Melbourne Cricket Ground, 1956 – Melbourne, Australia. Used in the 1956 Summer Olympics. Radford, Anthony J., State Library of Victoria

Heidelberg Olympic Village, 1956 – Melbourne, Australia. Used in the 1956 Summer Olympics. Rose Stereograph Co, State Library of Victoria

So how have Australia’s Olympic venues fared?
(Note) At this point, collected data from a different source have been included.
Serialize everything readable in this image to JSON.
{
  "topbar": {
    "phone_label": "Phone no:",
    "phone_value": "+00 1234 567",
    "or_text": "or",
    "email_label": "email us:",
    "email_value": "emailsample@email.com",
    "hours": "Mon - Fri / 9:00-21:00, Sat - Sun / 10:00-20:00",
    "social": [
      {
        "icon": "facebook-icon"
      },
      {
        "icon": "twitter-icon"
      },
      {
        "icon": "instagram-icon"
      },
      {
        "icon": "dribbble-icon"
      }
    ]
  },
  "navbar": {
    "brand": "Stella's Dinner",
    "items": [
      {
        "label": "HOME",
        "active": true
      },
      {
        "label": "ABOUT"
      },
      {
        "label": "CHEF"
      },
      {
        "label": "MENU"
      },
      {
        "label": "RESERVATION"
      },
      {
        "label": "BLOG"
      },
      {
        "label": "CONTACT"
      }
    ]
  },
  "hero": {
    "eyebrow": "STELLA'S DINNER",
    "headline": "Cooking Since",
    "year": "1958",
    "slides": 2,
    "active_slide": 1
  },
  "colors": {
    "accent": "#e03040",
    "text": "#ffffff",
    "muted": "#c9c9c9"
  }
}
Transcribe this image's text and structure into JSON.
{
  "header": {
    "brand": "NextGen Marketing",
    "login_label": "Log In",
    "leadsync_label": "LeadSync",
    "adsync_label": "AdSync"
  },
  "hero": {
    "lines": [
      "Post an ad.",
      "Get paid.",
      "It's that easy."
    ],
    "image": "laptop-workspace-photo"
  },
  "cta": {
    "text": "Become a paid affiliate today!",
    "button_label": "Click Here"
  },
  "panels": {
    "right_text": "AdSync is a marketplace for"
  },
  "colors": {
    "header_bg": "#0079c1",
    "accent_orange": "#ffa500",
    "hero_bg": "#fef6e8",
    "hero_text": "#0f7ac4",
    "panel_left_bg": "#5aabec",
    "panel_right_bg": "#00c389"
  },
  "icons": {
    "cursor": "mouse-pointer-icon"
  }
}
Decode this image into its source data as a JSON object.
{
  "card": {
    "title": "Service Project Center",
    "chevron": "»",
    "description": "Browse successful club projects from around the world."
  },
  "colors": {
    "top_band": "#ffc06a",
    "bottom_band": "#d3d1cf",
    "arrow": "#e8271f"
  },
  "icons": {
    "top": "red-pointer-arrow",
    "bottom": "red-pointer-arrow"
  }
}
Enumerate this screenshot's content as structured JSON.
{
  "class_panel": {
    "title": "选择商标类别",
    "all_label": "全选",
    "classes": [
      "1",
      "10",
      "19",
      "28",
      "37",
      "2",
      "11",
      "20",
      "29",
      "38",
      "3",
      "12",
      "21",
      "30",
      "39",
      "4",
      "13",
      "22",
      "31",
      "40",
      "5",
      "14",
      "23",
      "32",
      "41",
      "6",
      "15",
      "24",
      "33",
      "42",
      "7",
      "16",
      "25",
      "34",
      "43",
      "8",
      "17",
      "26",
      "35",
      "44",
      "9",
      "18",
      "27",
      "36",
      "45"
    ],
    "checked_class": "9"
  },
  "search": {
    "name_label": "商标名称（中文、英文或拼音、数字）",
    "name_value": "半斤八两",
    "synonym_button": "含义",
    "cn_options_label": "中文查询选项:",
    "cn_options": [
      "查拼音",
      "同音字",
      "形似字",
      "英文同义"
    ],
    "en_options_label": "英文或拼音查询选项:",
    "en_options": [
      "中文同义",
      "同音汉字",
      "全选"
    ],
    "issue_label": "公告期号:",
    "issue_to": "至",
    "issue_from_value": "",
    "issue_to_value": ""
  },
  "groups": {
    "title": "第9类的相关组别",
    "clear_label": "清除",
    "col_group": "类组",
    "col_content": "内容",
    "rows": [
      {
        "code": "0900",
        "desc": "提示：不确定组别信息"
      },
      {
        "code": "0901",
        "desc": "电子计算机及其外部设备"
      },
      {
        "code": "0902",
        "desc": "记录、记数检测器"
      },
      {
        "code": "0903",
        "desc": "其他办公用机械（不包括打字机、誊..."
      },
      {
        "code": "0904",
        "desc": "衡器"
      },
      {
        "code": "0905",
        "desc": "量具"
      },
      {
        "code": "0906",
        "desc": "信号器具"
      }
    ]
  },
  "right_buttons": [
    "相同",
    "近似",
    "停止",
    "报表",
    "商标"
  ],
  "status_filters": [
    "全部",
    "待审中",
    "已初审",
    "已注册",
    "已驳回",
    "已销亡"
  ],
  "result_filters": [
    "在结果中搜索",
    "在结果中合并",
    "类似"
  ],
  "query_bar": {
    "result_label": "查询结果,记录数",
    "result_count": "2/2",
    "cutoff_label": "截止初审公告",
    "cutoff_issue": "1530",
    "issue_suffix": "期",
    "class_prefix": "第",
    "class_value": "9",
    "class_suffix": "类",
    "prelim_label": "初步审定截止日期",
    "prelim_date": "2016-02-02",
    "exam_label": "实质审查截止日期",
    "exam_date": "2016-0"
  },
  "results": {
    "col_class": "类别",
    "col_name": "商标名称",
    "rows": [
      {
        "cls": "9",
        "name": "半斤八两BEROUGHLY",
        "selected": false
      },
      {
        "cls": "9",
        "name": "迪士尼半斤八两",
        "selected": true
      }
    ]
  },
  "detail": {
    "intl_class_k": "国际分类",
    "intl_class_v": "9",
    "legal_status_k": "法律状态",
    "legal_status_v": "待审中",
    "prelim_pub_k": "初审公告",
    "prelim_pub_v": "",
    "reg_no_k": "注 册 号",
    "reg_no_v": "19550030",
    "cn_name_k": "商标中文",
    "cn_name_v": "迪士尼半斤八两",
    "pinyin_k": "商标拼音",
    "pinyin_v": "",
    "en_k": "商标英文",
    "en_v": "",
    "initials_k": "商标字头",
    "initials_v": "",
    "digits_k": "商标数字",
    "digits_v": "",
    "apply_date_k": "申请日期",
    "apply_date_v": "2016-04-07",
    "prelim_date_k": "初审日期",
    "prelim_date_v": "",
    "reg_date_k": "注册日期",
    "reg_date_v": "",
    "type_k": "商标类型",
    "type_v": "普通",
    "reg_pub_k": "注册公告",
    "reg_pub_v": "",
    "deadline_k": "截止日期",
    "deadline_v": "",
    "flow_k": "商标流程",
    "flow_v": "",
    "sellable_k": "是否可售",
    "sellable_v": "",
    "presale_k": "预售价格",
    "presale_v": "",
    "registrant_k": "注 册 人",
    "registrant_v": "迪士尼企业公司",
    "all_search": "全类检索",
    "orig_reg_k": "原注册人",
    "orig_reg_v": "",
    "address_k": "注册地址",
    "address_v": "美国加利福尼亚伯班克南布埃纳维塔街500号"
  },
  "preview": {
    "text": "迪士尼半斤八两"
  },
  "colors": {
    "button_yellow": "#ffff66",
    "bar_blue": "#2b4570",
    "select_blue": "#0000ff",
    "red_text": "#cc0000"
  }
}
In short, pretty well.

Most Melbourne 1956 Summer Olympic venues such as the Melbourne Cricket Ground (athletics, soccer, hockey, opening and closing ceremonies) and Exhibition Building (basketball, weightlifting, wrestling, modern pentathlon) are still used regularly.

Only the Melbourne Olympic Park Velodrome (cycling, currently a medical centre) and the Merritt Rifle Range (shooting, currently a housing estate) are not in use.

Venues built specifically for the Sydney 2000 Summer Olympics such as the Sydney International Aquatic Centre (swimming, diving, water polo) and Penrith Whitewater Stadium (canoeing, kayaking) continue to be some of the premier locations for their sports in Australia. The Olympic Village is now part of the suburb on Newington.

Some temporary venues such as the Bondi beach volleyball arena were dismantled after the games as planned. The Sydney Entertainment Centre (volleyball) is the only non-temporary venue no longer in use. It was demolished in 2016 as part of the redevelopment of Darling Harbour.

As we head towards the Brisbane Olympics in 2032, careful planning will be needed to ensure that planned infrastructure is cost effective and can be used by local residents, and others, for many years after the games have finished.